July 27, 2023

Today's right wing pernicious lie of the day: The United States Constitution was based on Bible verses, proving the founders intended for the United States to be a Christian nation. If you watch Rick Green -- wingers' self-appointed "Constitution Coach" -- he spews out a lot of nonsense about this and that verse in the Bible, all of which are out of the Old Testament and more fundamentally, out of the books which comprised the Torah before some Christians decided they should also be incorporated as part of the ancient texts comprising today's Bible.

He talks real fast so we don't really have time to slow it down and look at what he's saying for a reason: If we did, everyone would call bullshit on him.

He cites, for example, Leviticus 19:34, which, with 19:33, commands the following: "When a stranger sojourns with you in your land, you shall not do him wrong. You shall treat the stranger who sojourns with you as the native among you, for you were strangers in the land of Egypt: I am the Lord your God."

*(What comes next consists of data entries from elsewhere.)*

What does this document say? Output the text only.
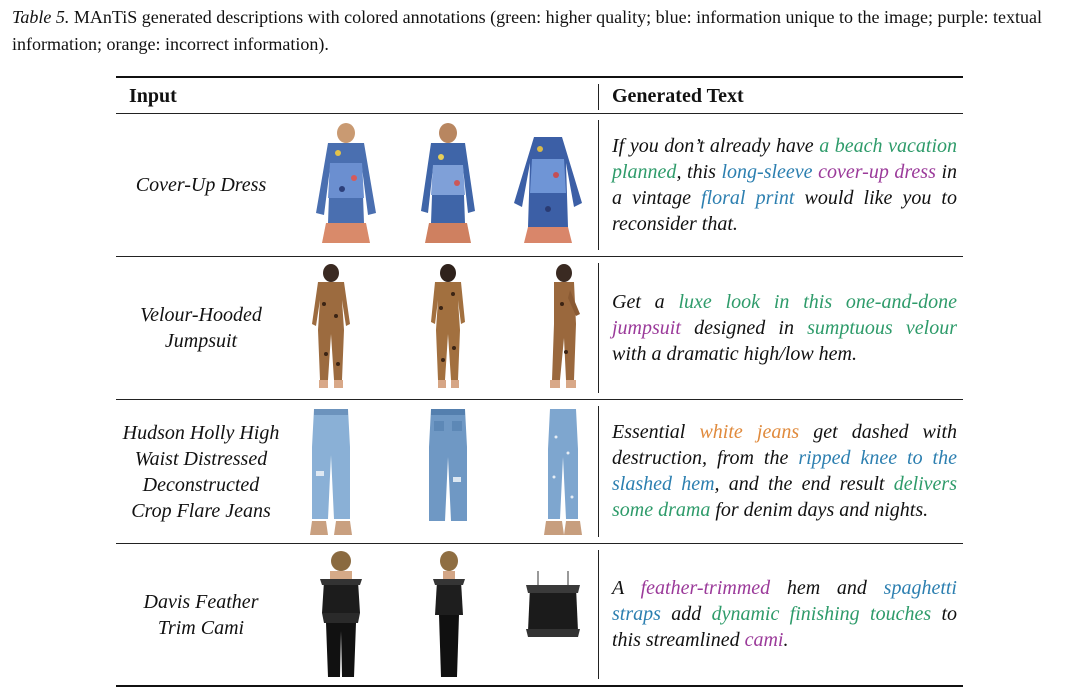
Table 5. MAnTiS generated descriptions with colored annotations (green: higher quality; blue: information unique to the image; purple: textual information; orange: incorrect information).
Input	Generated Text
Cover-Up Dress
If you don’t already have a beach vacation planned, this long-sleeve cover-up dress in a vintage floral print would like you to reconsider that.
Velour-Hooded Jumpsuit
Get a luxe look in this one-and-done jumpsuit designed in sumptuous velour with a dramatic high/low hem.
Hudson Holly High Waist Distressed Deconstructed Crop Flare Jeans
Essential white jeans get dashed with destruction, from the ripped knee to the slashed hem, and the end result delivers some drama for denim days and nights.
Davis Feather Trim Cami
A feather-trimmed hem and spaghetti straps add dynamic finishing touches to this streamlined cami.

He claims this passage supports "Uniform immigration," but in fact, the Constitution is silent on immigration, instead addressing the naturalization process. And let's just be real here. No one thinks wingers give one spare thought to the stranger among them, choosing instead to entrap them in barbed wire, so children can drown and women can miscarry while being entangled in the wire. Yes, do tell me more about the Christian principles behind those acts.

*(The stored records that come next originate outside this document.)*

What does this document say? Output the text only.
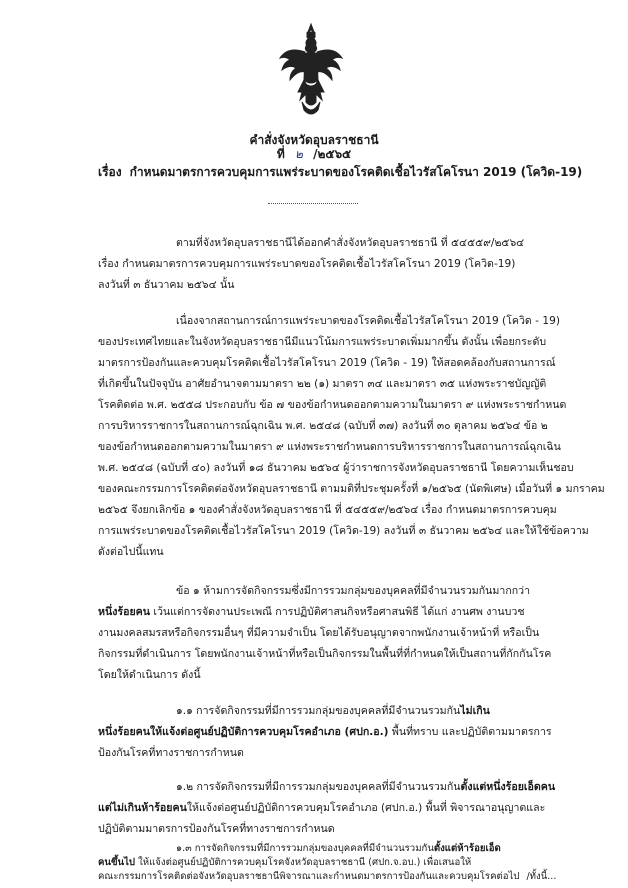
คำสั่งจังหวัดอุบลราชธานี
ที่ ๒ /๒๕๖๕
เรื่อง กำหนดมาตรการควบคุมการแพร่ระบาดของโรคติดเชื้อไวรัสโคโรนา 2019 (โควิด-19)
ตามที่จังหวัดอุบลราชธานีได้ออกคำสั่งจังหวัดอุบลราชธานี ที่ ๕๔๕๕๙/๒๕๖๔
เรื่อง กำหนดมาตรการควบคุมการแพร่ระบาดของโรคติดเชื้อไวรัสโคโรนา 2019 (โควิด-19)
ลงวันที่ ๓ ธันวาคม ๒๕๖๔ นั้น
เนื่องจากสถานการณ์การแพร่ระบาดของโรคติดเชื้อไวรัสโคโรนา 2019 (โควิด - 19)
ของประเทศไทยและในจังหวัดอุบลราชธานีมีแนวโน้มการแพร่ระบาดเพิ่มมากขึ้น ดังนั้น เพื่อยกระดับ
มาตรการป้องกันและควบคุมโรคติดเชื้อไวรัสโคโรนา 2019 (โควิด - 19) ให้สอดคล้องกับสถานการณ์
ที่เกิดขึ้นในปัจจุบัน อาศัยอำนาจตามมาตรา ๒๒ (๑) มาตรา ๓๔ และมาตรา ๓๕ แห่งพระราชบัญญัติ
โรคติดต่อ พ.ศ. ๒๕๕๘ ประกอบกับ ข้อ ๗ ของข้อกำหนดออกตามความในมาตรา ๙ แห่งพระราชกำหนด
การบริหารราชการในสถานการณ์ฉุกเฉิน พ.ศ. ๒๕๔๘ (ฉบับที่ ๓๗) ลงวันที่ ๓๐ ตุลาคม ๒๕๖๔ ข้อ ๒
ของข้อกำหนดออกตามความในมาตรา ๙ แห่งพระราชกำหนดการบริหารราชการในสถานการณ์ฉุกเฉิน
พ.ศ. ๒๕๔๘ (ฉบับที่ ๔๐) ลงวันที่ ๑๘ ธันวาคม ๒๕๖๔ ผู้ว่าราชการจังหวัดอุบลราชธานี โดยความเห็นชอบ
ของคณะกรรมการโรคติดต่อจังหวัดอุบลราชธานี ตามมติที่ประชุมครั้งที่ ๑/๒๕๖๕ (นัดพิเศษ) เมื่อวันที่ ๑ มกราคม
๒๕๖๕ จึงยกเลิกข้อ ๑ ของคำสั่งจังหวัดอุบลราชธานี ที่ ๕๔๕๕๙/๒๕๖๔ เรื่อง กำหนดมาตรการควบคุม
การแพร่ระบาดของโรคติดเชื้อไวรัสโคโรนา 2019 (โควิด-19) ลงวันที่ ๓ ธันวาคม ๒๕๖๔ และให้ใช้ข้อความ
ดังต่อไปนี้แทน
ข้อ ๑ ห้ามการจัดกิจกรรมซึ่งมีการรวมกลุ่มของบุคคลที่มีจำนวนรวมกันมากกว่า
หนึ่งร้อยคน เว้นแต่การจัดงานประเพณี การปฏิบัติศาสนกิจหรือศาสนพิธี ได้แก่ งานศพ งานบวช
งานมงคลสมรสหรือกิจกรรมอื่นๆ ที่มีความจำเป็น โดยได้รับอนุญาตจากพนักงานเจ้าหน้าที่ หรือเป็น
กิจกรรมที่ดำเนินการ โดยพนักงานเจ้าหน้าที่หรือเป็นกิจกรรมในพื้นที่ที่กำหนดให้เป็นสถานที่กักกันโรค
โดยให้ดำเนินการ ดังนี้
๑.๑ การจัดกิจกรรมที่มีการรวมกลุ่มของบุคคลที่มีจำนวนรวมกันไม่เกิน
หนึ่งร้อยคนให้แจ้งต่อศูนย์ปฏิบัติการควบคุมโรคอำเภอ (ศปก.อ.) พื้นที่ทราบ และปฏิบัติตามมาตรการ
ป้องกันโรคที่ทางราชการกำหนด
๑.๒ การจัดกิจกรรมที่มีการรวมกลุ่มของบุคคลที่มีจำนวนรวมกันตั้งแต่หนึ่งร้อยเอ็ดคน
แต่ไม่เกินห้าร้อยคนให้แจ้งต่อศูนย์ปฏิบัติการควบคุมโรคอำเภอ (ศปก.อ.) พื้นที่ พิจารณาอนุญาตและ
ปฏิบัติตามมาตรการป้องกันโรคที่ทางราชการกำหนด
๑.๓ การจัดกิจกรรมที่มีการรวมกลุ่มของบุคคลที่มีจำนวนรวมกันตั้งแต่ห้าร้อยเอ็ด
คนขึ้นไป ให้แจ้งต่อศูนย์ปฏิบัติการควบคุมโรคจังหวัดอุบลราชธานี (ศปก.จ.อบ.) เพื่อเสนอให้
คณะกรรมการโรคติดต่อจังหวัดอุบลราชธานีพิจารณาและกำหนดมาตรการป้องกันและควบคุมโรคต่อไป /ทั้งนี้...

Green cites Deuteronomy 17:15 as the basis for the "natural-born" president clause which says in partnership with the preceding verse, "When you come to the land that the Lord your God is giving you, and you possess it and dwell in it and then say, 'I will set a king over me, like all the nations that are around me,' you may indeed set a king over you whom the Lord Your God will choose. One from among your brothers you shall set as king over you." This whole command was to the Israelites, who were considered set apart from the other nations at the time. It wasn't the king part that was bad. It was that the king had to be an Israelite. But again, if you listen to Green he just steamrolls right over that fact and lies about how we don't want a king, we want a president.

These are just two examples, but they're representative of all the citations Green makes in that video.

Why am I taking so much time on this? Because Prager University is now part of Florida's curriculum, and the same nonsense is going to be taught to children in schools in Florida, which is terrible and driving teachers crazy. Here's a video from Florida's Education Association debunking and pushing back on this dreadful development.

I grew up in the 60s and 70s, when history books were whitewashed and watered down with respect to how we treated Native Americans, what slavery meant during the Civil War, and more. The idea of our kids returning to that state of ignorance is repugnant to me. Teach the truth, not some bullshit version where all the founding fathers were saints in white leather leaping and praising God while they wrote the Constitution.

And if anyone deserves the credit for the practical law in the Constitution, it's the Jews, who preserved and passed down Talmudic law through the ages. Not Christians.